I’m a newbie as a developer (and user) to Krita. I started working on “Krisenter” - a plugin for viewing (and annotating) pdf slide presentations from within Krita.
I have some developer questions. Is there a API for dynamically adding (and removing) key-bindings? I’d like to override Left and Right within my plugin when “loading a pdf file” and restore them to their previous values at the end of the “presentation”. Is that possible?
Is there any library in Krita for converting a list of images into a multi-page pdf file? I am familiar with the cairo python binding, but I’d rather not pull in another dependency if there already is support in the Krita code base.
Thanks for the tip and the code.
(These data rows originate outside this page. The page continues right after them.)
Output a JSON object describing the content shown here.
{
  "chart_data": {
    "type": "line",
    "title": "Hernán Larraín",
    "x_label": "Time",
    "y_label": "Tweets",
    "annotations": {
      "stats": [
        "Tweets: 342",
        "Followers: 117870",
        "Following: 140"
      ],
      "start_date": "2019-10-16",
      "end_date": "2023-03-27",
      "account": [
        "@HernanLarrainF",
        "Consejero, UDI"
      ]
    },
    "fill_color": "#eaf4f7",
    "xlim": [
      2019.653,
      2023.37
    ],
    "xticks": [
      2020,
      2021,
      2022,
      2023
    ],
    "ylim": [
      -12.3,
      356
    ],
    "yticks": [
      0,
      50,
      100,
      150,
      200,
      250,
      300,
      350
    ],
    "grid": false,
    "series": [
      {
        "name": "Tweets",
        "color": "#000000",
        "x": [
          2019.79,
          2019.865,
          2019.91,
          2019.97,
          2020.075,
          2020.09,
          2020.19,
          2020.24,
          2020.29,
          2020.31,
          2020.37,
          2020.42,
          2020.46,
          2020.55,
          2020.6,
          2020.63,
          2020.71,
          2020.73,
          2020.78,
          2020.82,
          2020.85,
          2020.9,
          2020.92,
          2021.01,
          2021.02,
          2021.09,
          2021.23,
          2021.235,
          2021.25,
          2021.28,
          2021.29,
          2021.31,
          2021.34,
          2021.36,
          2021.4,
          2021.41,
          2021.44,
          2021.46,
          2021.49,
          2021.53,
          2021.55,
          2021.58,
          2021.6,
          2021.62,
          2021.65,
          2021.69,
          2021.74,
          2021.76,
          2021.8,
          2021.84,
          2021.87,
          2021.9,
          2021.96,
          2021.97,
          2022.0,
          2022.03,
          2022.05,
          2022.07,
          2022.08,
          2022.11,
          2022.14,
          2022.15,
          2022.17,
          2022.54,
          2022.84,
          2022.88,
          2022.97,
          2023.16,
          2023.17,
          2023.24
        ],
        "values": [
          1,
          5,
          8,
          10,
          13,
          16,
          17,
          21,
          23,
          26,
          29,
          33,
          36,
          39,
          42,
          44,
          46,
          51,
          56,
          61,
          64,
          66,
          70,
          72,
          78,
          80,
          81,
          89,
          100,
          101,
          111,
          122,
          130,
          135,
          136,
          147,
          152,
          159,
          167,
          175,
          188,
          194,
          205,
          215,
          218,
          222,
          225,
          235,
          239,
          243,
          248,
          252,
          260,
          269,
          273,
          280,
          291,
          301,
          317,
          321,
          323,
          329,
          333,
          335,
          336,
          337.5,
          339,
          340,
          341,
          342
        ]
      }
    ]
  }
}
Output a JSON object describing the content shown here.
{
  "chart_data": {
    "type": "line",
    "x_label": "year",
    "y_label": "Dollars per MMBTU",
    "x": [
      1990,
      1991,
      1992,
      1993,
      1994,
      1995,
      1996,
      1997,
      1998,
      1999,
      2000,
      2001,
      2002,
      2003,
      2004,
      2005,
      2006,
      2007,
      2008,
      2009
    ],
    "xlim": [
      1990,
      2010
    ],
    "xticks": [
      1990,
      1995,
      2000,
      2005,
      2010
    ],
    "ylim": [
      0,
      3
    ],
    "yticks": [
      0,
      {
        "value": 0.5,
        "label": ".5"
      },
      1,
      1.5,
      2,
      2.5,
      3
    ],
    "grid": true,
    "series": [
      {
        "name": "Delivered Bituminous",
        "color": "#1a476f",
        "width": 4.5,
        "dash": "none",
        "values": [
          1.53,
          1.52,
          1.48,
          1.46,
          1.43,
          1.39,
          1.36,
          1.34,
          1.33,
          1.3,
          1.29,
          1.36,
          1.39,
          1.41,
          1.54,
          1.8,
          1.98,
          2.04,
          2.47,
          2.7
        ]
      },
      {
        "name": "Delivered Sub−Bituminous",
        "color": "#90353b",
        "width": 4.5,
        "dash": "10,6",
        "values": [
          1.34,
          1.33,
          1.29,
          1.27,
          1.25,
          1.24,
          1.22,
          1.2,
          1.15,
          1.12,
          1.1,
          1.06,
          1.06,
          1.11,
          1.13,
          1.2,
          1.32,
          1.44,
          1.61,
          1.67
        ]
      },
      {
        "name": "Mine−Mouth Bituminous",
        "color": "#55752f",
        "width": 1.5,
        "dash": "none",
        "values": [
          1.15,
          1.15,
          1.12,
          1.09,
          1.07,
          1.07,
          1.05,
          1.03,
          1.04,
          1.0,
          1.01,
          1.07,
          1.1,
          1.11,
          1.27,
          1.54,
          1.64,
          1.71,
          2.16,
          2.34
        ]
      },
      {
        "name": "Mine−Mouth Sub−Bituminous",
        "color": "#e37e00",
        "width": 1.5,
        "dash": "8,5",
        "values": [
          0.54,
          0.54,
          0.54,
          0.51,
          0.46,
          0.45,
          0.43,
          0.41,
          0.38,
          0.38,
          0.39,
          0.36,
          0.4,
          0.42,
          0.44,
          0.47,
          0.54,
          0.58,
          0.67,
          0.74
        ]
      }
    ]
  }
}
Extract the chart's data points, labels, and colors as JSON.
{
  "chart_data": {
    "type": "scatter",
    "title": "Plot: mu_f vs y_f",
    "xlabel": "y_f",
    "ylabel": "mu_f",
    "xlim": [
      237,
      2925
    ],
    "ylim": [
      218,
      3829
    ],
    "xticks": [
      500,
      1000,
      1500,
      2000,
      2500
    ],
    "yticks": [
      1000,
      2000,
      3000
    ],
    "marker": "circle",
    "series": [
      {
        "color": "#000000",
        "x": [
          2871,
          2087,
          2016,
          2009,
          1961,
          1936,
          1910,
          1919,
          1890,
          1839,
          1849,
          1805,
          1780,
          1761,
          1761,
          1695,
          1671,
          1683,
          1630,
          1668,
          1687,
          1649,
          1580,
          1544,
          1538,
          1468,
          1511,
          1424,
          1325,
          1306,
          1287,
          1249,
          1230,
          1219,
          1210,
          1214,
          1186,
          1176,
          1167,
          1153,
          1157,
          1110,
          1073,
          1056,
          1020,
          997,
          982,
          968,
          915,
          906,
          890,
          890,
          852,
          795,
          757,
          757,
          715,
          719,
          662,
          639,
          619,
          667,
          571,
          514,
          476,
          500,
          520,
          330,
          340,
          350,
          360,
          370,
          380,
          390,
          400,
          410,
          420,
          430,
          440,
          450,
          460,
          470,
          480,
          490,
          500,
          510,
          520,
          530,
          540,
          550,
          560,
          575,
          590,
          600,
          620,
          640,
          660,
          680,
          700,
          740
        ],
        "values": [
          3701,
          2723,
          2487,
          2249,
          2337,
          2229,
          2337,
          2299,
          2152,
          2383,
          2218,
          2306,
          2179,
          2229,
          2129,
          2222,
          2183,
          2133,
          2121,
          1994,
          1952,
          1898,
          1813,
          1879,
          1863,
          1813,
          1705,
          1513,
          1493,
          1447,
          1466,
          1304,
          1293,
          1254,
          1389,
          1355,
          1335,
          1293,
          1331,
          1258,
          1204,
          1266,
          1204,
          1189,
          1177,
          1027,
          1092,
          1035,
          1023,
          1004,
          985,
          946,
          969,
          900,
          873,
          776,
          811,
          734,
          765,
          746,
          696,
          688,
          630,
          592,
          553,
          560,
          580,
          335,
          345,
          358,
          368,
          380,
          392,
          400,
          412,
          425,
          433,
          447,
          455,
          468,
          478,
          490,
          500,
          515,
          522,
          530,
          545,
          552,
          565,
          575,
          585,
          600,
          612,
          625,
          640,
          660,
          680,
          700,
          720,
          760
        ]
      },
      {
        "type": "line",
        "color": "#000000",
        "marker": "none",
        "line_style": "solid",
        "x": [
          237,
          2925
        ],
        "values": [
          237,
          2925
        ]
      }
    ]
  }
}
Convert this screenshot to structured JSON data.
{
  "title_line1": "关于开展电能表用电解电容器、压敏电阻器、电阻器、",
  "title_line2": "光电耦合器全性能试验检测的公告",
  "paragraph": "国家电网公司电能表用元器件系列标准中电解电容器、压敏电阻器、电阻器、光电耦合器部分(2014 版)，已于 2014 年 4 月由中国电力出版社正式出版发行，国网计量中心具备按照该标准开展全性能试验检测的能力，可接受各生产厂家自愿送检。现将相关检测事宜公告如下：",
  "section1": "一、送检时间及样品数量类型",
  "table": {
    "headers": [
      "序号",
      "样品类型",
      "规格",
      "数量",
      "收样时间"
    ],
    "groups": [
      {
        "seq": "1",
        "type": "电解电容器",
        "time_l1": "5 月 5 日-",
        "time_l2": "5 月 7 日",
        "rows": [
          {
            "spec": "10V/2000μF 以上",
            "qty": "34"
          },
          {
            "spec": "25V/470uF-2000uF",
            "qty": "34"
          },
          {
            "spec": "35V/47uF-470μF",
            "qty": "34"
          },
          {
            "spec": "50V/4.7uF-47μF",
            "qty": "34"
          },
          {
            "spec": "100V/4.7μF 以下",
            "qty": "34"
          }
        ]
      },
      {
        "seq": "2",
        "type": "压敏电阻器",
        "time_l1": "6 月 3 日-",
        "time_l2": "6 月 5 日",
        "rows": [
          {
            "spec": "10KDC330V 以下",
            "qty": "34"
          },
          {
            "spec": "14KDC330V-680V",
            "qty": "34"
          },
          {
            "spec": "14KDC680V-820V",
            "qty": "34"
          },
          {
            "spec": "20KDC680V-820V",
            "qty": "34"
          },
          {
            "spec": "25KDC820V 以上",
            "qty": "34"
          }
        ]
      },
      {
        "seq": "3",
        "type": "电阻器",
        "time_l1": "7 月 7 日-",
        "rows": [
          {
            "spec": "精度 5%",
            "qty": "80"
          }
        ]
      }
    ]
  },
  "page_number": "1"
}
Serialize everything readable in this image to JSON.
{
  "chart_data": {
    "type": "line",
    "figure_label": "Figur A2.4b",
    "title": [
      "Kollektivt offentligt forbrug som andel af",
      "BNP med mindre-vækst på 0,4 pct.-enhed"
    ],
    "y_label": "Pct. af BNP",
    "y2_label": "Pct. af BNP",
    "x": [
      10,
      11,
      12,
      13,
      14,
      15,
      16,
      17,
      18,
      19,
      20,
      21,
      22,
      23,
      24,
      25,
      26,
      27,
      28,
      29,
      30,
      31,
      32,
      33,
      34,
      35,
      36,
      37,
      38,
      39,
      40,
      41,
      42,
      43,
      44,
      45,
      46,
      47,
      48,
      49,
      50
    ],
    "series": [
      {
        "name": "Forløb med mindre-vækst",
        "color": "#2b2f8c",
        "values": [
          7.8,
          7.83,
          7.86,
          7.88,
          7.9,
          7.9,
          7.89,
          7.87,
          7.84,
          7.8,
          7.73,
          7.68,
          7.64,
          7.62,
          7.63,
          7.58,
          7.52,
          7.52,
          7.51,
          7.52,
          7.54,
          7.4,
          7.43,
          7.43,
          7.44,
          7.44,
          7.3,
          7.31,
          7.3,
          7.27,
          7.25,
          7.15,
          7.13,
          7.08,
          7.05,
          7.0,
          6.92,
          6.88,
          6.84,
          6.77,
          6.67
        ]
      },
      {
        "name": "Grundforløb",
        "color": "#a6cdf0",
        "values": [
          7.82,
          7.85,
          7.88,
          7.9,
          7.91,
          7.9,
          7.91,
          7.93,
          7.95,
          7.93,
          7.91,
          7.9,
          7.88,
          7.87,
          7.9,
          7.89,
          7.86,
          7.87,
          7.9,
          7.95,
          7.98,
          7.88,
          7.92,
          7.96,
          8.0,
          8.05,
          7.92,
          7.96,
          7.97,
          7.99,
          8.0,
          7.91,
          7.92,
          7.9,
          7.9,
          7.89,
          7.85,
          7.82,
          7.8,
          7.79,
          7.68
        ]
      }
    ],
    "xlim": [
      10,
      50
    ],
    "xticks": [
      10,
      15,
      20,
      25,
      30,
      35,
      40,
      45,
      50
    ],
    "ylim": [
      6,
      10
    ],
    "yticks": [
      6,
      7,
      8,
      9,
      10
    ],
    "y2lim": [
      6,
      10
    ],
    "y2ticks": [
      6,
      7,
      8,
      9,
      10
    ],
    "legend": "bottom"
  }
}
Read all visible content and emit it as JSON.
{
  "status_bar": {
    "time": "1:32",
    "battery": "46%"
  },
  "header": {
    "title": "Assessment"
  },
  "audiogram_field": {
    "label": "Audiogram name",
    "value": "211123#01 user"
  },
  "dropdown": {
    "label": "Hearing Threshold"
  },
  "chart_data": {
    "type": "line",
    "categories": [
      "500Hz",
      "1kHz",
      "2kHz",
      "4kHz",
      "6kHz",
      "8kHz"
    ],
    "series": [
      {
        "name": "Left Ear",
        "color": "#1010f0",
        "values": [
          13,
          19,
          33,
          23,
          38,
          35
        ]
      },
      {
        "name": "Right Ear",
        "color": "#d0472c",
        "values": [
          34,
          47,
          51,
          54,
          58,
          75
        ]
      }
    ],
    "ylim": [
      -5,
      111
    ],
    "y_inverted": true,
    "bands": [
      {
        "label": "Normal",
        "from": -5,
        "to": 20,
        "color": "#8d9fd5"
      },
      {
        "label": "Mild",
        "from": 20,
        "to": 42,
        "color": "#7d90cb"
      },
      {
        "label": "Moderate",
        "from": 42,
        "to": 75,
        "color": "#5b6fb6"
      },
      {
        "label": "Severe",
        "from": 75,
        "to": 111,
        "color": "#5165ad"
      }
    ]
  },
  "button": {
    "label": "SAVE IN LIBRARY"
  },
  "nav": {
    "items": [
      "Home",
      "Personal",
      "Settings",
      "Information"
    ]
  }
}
After reading up some more on python pdf libraries I think that I’ll add the external dependency pikepdf though, as it has the advantage of allowing adding annotations to the existing pdf structure, without having to turn the input pages to raster. This suits better my usecase of adding annotations to an existing pdf file.
Ok. But that is still not enough for what I need, as I plan to read an already existing pdf file and then drawing overlays on top of the existing pages. Your use case is different as you are creating pdf files from scratch based on info within Krita.
But question on which I provide an answer was Is there any library in Krita for converting a list of images into a multi-page pdf file?
I never tried to read PDF file with Qt, don’t know if it’s easy or not…
Qt provides many classes to read/write PDF. https://wiki.qt.io/Handling_PDF
Anyway, if you find a way to import an external library that can be used in Window/Linux/MacOS without need for user to manually install a third party software on system, I’m interested
I don’t know if it will help you but you can check out the comic manager plugin which is shipped with Krita. It takes multiple kra files and exports them to epub or cbz etc.
As a reference I got a great answer from the author of qpdf about how to add an image overlay to a page of a pdf file. This is exactly what I was looking for, for saving the user annotations to a pdf file. Note that pikepdf is the python binding to qpdf.